The strategy of oblivion was pursued to the limit, but by the first week of March it was becoming obvious that it could not be sustained. The human and economic costs were no longer a matter of opinion and, worse, it became possible to imagine a widespread collapse if nothing was done. At that point, a new strategy was silently envisaged. Americans would no longer ignore the virus. They would turn it into high drama.
The third way to escape from biological reality, the third stage of escapism,
is also the most promising. The belief here is that any sufficiently advanced technology is indistinguishable from fantasy. Trump started as someone intent on ignoring the pandemic and he might end up being vindicated in his approach, with the crucial difference that this alternate reality will be a product of technological innovation rather than wishful thinking.

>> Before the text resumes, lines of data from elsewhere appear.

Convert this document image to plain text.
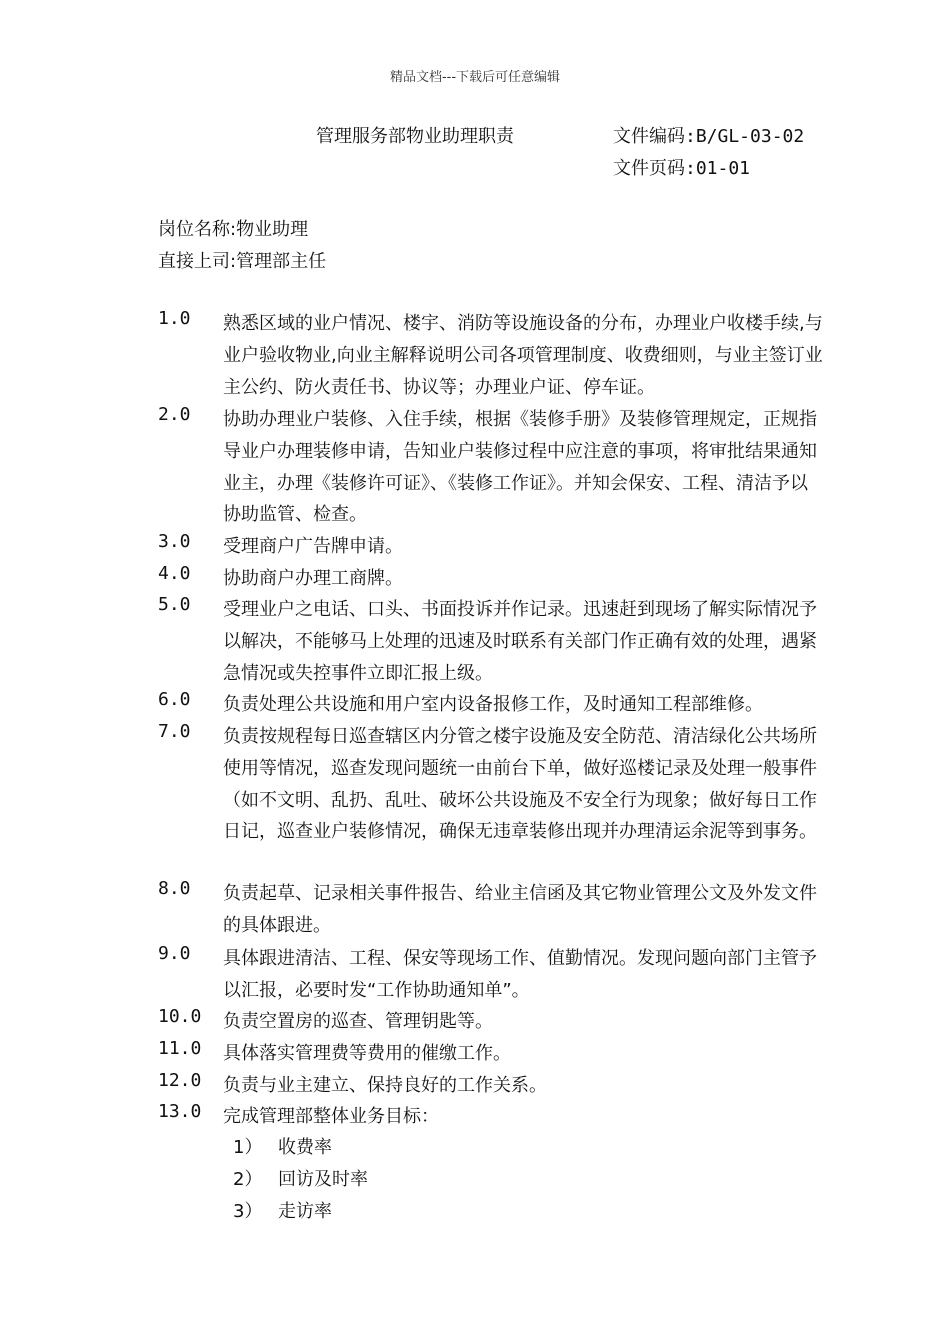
精品文档---下载后可任意编辑
管理服务部物业助理职责	文件编码:B/GL-03-02
文件页码:01-01
岗位名称:物业助理
直接上司:管理部主任
1.0 熟悉区域的业户情况、楼宇、消防等设施设备的分布，办理业户收楼手续,与业户验收物业,向业主解释说明公司各项管理制度、收费细则，与业主签订业主公约、防火责任书、协议等；办理业户证、停车证。
2.0 协助办理业户装修、入住手续，根据《装修手册》及装修管理规定，正规指导业户办理装修申请，告知业户装修过程中应注意的事项，将审批结果通知业主，办理《装修许可证》、《装修工作证》。并知会保安、工程、清洁予以协助监管、检查。
3.0 受理商户广告牌申请。
4.0 协助商户办理工商牌。
5.0 受理业户之电话、口头、书面投诉并作记录。迅速赶到现场了解实际情况予以解决，不能够马上处理的迅速及时联系有关部门作正确有效的处理，遇紧急情况或失控事件立即汇报上级。
6.0 负责处理公共设施和用户室内设备报修工作，及时通知工程部维修。
7.0 负责按规程每日巡查辖区内分管之楼宇设施及安全防范、清洁绿化公共场所使用等情况，巡查发现问题统一由前台下单，做好巡楼记录及处理一般事件（如不文明、乱扔、乱吐、破坏公共设施及不安全行为现象；做好每日工作日记，巡查业户装修情况，确保无违章装修出现并办理清运余泥等到事务。
8.0 负责起草、记录相关事件报告、给业主信函及其它物业管理公文及外发文件的具体跟进。
9.0 具体跟进清洁、工程、保安等现场工作、值勤情况。发现问题向部门主管予以汇报，必要时发“工作协助通知单”。
10.0 负责空置房的巡查、管理钥匙等。
11.0 具体落实管理费等费用的催缴工作。
12.0 负责与业主建立、保持良好的工作关系。
13.0 完成管理部整体业务目标：
1） 收费率
2） 回访及时率
3） 走访率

It may even be possible that the pandemic was the necessary shock to get us to the singularity, the moment in technological development where humanity succeeds in eliminating the gravity force of reality. Of course, the ongoing public debate about climate change pointed to the same conclusion, but with a critical difference: climate change seemed to show that human activity was the problem, or that technology was the problem. The coronavirus turns this intuition on its head. Far from believing that our natural environment needs to be liberated from human interference, we are now much more likely to think that it needs to be colonized anew. Nature is once again the problem. The present moment feels like a beginning, almost as if humanity is once again discovering the Neolithic.